小香看着小趣,“小趣,你说对了,她就是心中有鬼。”
“啊?”小趣听得一愣,自己说了什么就对了?
“快说。”林玉竹催促小香,越听这里面越是有文章。
“去了庙里,我们便直接去了供韵兰小姐牌位的地方。瑞泠姑娘请和尚放了祭品,自己燃了一柱香,接着就打发我们这些跟随的人和知客的和尚出来了。说是想一个人和韵兰姑娘说说话,不想有人打扰。和尚自是不明白,还称赞她心地仁慈。
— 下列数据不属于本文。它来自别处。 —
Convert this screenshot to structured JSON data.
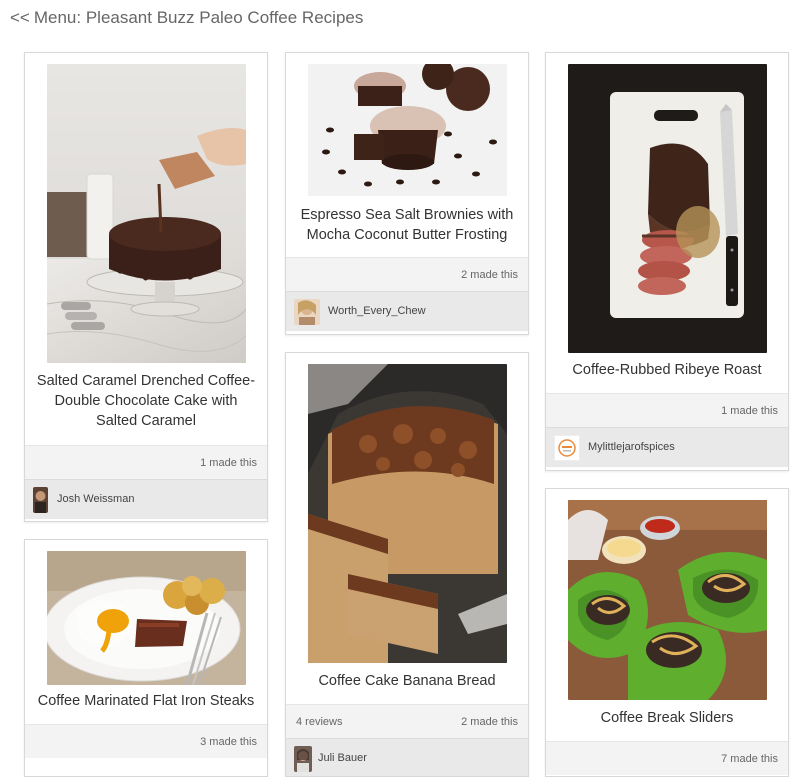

可我们这些秦家的仆人谁不知道她的底细,她能有什么话和韵兰小姐说的?这鬼话能骗得过我们谁?所以,被关在那‘幽冥殿’外的时候,我们几个就聚在一起‘拷问’小茉儿,这瑞泠姑娘葫芦里到是卖是什么药?”
“好奇怪呀。”小趣不由说了一句。
是挺奇怪。林玉竹没开口,等着小香往下说。
“小茉儿说,她也不是很清楚,今天一大早就突然听瑞泠姑娘说要来祭拜韵兰小姐,她也好生奇怪。问了问,也没得到什么答案,只好听命来找我了。”
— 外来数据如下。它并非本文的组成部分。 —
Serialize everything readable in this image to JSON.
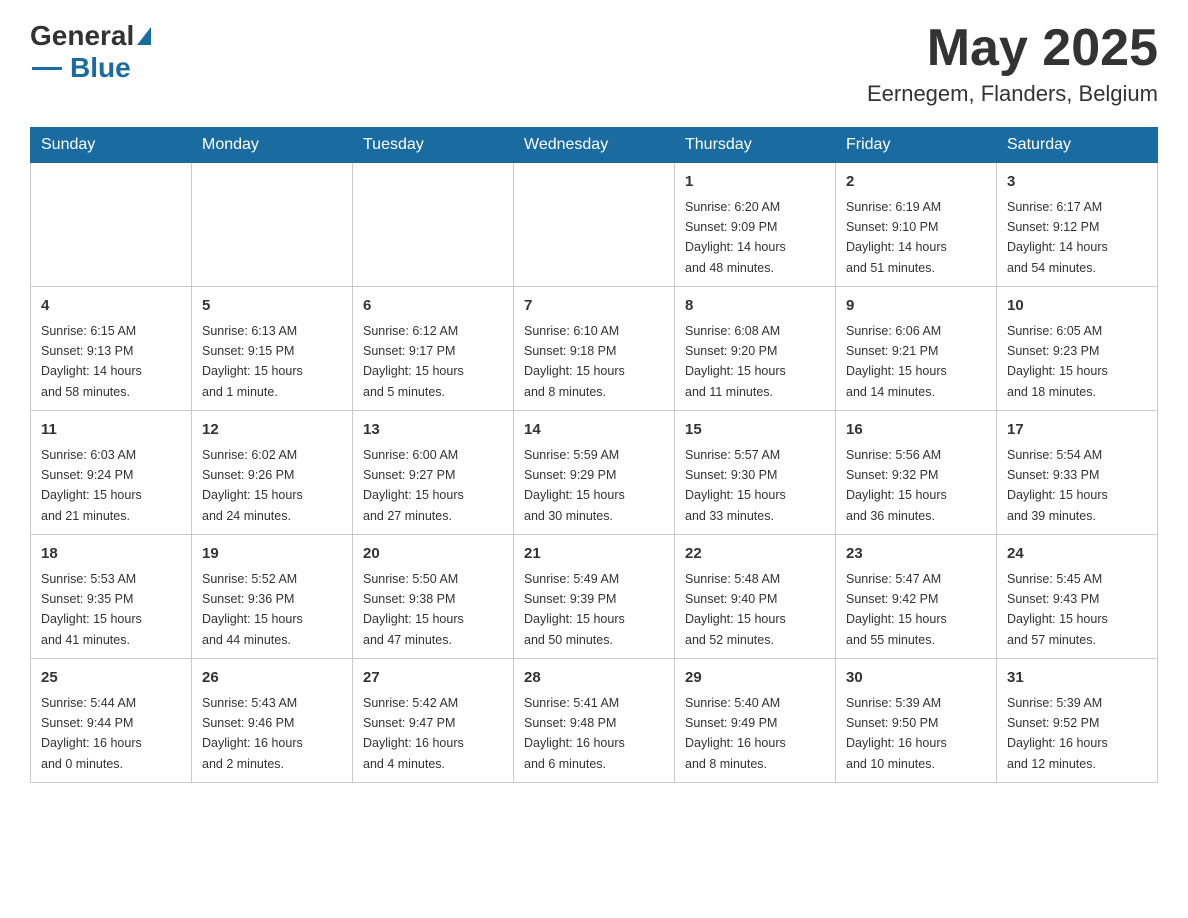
{
  "header": {
    "logo_general": "General",
    "logo_blue": "Blue",
    "month_year": "May 2025",
    "location": "Eernegem, Flanders, Belgium"
  },
  "calendar": {
    "days_of_week": [
      "Sunday",
      "Monday",
      "Tuesday",
      "Wednesday",
      "Thursday",
      "Friday",
      "Saturday"
    ],
    "weeks": [
      [
        {
          "day": "",
          "info": ""
        },
        {
          "day": "",
          "info": ""
        },
        {
          "day": "",
          "info": ""
        },
        {
          "day": "",
          "info": ""
        },
        {
          "day": "1",
          "info": "Sunrise: 6:20 AM\nSunset: 9:09 PM\nDaylight: 14 hours\nand 48 minutes."
        },
        {
          "day": "2",
          "info": "Sunrise: 6:19 AM\nSunset: 9:10 PM\nDaylight: 14 hours\nand 51 minutes."
        },
        {
          "day": "3",
          "info": "Sunrise: 6:17 AM\nSunset: 9:12 PM\nDaylight: 14 hours\nand 54 minutes."
        }
      ],
      [
        {
          "day": "4",
          "info": "Sunrise: 6:15 AM\nSunset: 9:13 PM\nDaylight: 14 hours\nand 58 minutes."
        },
        {
          "day": "5",
          "info": "Sunrise: 6:13 AM\nSunset: 9:15 PM\nDaylight: 15 hours\nand 1 minute."
        },
        {
          "day": "6",
          "info": "Sunrise: 6:12 AM\nSunset: 9:17 PM\nDaylight: 15 hours\nand 5 minutes."
        },
        {
          "day": "7",
          "info": "Sunrise: 6:10 AM\nSunset: 9:18 PM\nDaylight: 15 hours\nand 8 minutes."
        },
        {
          "day": "8",
          "info": "Sunrise: 6:08 AM\nSunset: 9:20 PM\nDaylight: 15 hours\nand 11 minutes."
        },
        {
          "day": "9",
          "info": "Sunrise: 6:06 AM\nSunset: 9:21 PM\nDaylight: 15 hours\nand 14 minutes."
        },
        {
          "day": "10",
          "info": "Sunrise: 6:05 AM\nSunset: 9:23 PM\nDaylight: 15 hours\nand 18 minutes."
        }
      ],
      [
        {
          "day": "11",
          "info": "Sunrise: 6:03 AM\nSunset: 9:24 PM\nDaylight: 15 hours\nand 21 minutes."
        },
        {
          "day": "12",
          "info": "Sunrise: 6:02 AM\nSunset: 9:26 PM\nDaylight: 15 hours\nand 24 minutes."
        },
        {
          "day": "13",
          "info": "Sunrise: 6:00 AM\nSunset: 9:27 PM\nDaylight: 15 hours\nand 27 minutes."
        },
        {
          "day": "14",
          "info": "Sunrise: 5:59 AM\nSunset: 9:29 PM\nDaylight: 15 hours\nand 30 minutes."
        },
        {
          "day": "15",
          "info": "Sunrise: 5:57 AM\nSunset: 9:30 PM\nDaylight: 15 hours\nand 33 minutes."
        },
        {
          "day": "16",
          "info": "Sunrise: 5:56 AM\nSunset: 9:32 PM\nDaylight: 15 hours\nand 36 minutes."
        },
        {
          "day": "17",
          "info": "Sunrise: 5:54 AM\nSunset: 9:33 PM\nDaylight: 15 hours\nand 39 minutes."
        }
      ],
      [
        {
          "day": "18",
          "info": "Sunrise: 5:53 AM\nSunset: 9:35 PM\nDaylight: 15 hours\nand 41 minutes."
        },
        {
          "day": "19",
          "info": "Sunrise: 5:52 AM\nSunset: 9:36 PM\nDaylight: 15 hours\nand 44 minutes."
        },
        {
          "day": "20",
          "info": "Sunrise: 5:50 AM\nSunset: 9:38 PM\nDaylight: 15 hours\nand 47 minutes."
        },
        {
          "day": "21",
          "info": "Sunrise: 5:49 AM\nSunset: 9:39 PM\nDaylight: 15 hours\nand 50 minutes."
        },
        {
          "day": "22",
          "info": "Sunrise: 5:48 AM\nSunset: 9:40 PM\nDaylight: 15 hours\nand 52 minutes."
        },
        {
          "day": "23",
          "info": "Sunrise: 5:47 AM\nSunset: 9:42 PM\nDaylight: 15 hours\nand 55 minutes."
        },
        {
          "day": "24",
          "info": "Sunrise: 5:45 AM\nSunset: 9:43 PM\nDaylight: 15 hours\nand 57 minutes."
        }
      ],
      [
        {
          "day": "25",
          "info": "Sunrise: 5:44 AM\nSunset: 9:44 PM\nDaylight: 16 hours\nand 0 minutes."
        },
        {
          "day": "26",
          "info": "Sunrise: 5:43 AM\nSunset: 9:46 PM\nDaylight: 16 hours\nand 2 minutes."
        },
        {
          "day": "27",
          "info": "Sunrise: 5:42 AM\nSunset: 9:47 PM\nDaylight: 16 hours\nand 4 minutes."
        },
        {
          "day": "28",
          "info": "Sunrise: 5:41 AM\nSunset: 9:48 PM\nDaylight: 16 hours\nand 6 minutes."
        },
        {
          "day": "29",
          "info": "Sunrise: 5:40 AM\nSunset: 9:49 PM\nDaylight: 16 hours\nand 8 minutes."
        },
        {
          "day": "30",
          "info": "Sunrise: 5:39 AM\nSunset: 9:50 PM\nDaylight: 16 hours\nand 10 minutes."
        },
        {
          "day": "31",
          "info": "Sunrise: 5:39 AM\nSunset: 9:52 PM\nDaylight: 16 hours\nand 12 minutes."
        }
      ]
    ]
  }
}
“小茉儿也不知道啊?”难得小趣的眉头也皱得紧紧的,“这瑞泠姑娘的心思好难猜呀。”
“你就不要猜了,你谁的心思也猜不到。”小香给了小趣一个无奈的眼神。
“一点蛛丝马迹也没有吗?”林玉竹不太相信,怎么就一下子反常了?
“我也不相信瑞泠姑娘怎么就突然想起韵兰小姐的好了。所以又问小茉儿这些日子,有什么与以前不太一样的地方,或者事情发生。小茉儿说,也没什么别的,就最近瑞泠姑娘老做恶梦,还常常从梦中惊醒,好几晚都要小茉儿同床陪着还要通宵点着灯才敢睡觉。而且每每早起,精神也不太好,总说头晕晕的。”
做恶梦?这怀了孕的人,心绪起伏比常人大,要是做恶梦也不奇怪。“她这恶梦,跟韵兰有关?”做了恶梦就去拜鬼,这明眼人稍加思索也不难明白里面的关系。
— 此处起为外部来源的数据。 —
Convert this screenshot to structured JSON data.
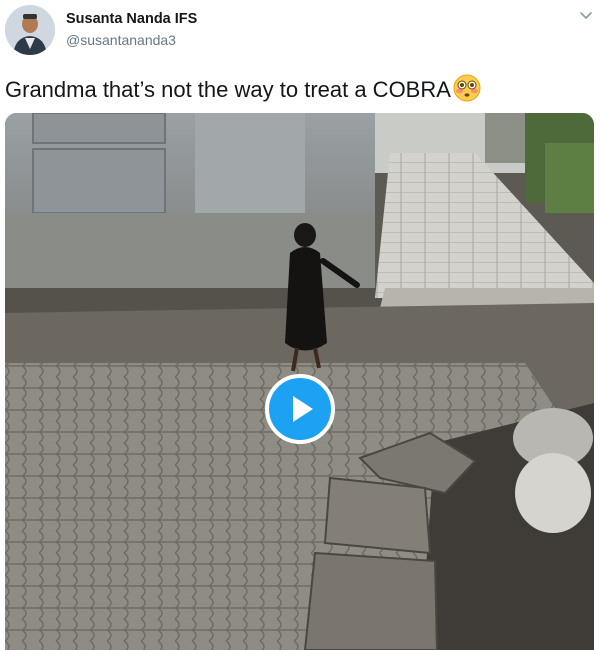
{
  "author": {
    "display_name": "Susanta Nanda IFS",
    "handle": "@susantananda3"
  },
  "tweet": {
    "text": "Grandma that’s not the way to treat a COBRA",
    "emoji": "flushed-face-emoji"
  },
  "media": {
    "type": "video",
    "play_icon": "play-icon"
  },
  "icons": {
    "menu": "chevron-down-icon",
    "avatar": "avatar"
  },
  "colors": {
    "accent": "#1da1f2",
    "text_primary": "#14171a",
    "text_secondary": "#657786"
  }
}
“我当时一时也没想这么多,可有人笑着提一句,说:难道是韵兰小姐每天晚上去吓瑞泠姑娘不成?大家不由都往这方面想了。不过,就算是真的,也不关其他人的事,所以都没再往下说。但小茉儿吧,应该是听进去了。脸色一下就不好看了,单独拉了我到一边,问我,有没有什么保平安的符呀什么的?”
“咦?又不是她做恶梦,她要这东西干嘛呀?”小趣很纳闷。
“我也是这么问她的。”小香道:“我还笑她,胆子怎么那么小?瑞泠姑娘做恶梦到底和韵兰小姐有没有关系都还不一定了,不过就别人的一句猜测的话,就开始自己吓自己。再说了,就算真是和韵兰小姐有关,这韵兰小姐也没找你呀,这不是找的你家姑娘嘛。你一个小丫头与韵兰小姐不管是活着的时候还是去了之后都无冤无仇的,害怕个什么劲啊?”
“嗯。”林玉竹也是这么想,纵然真是韵兰的鬼魂找来了,也断不会找到小茉儿头上的。根据自己的经历,韵兰是一个明辨是非,也不怎么记仇的好孩子。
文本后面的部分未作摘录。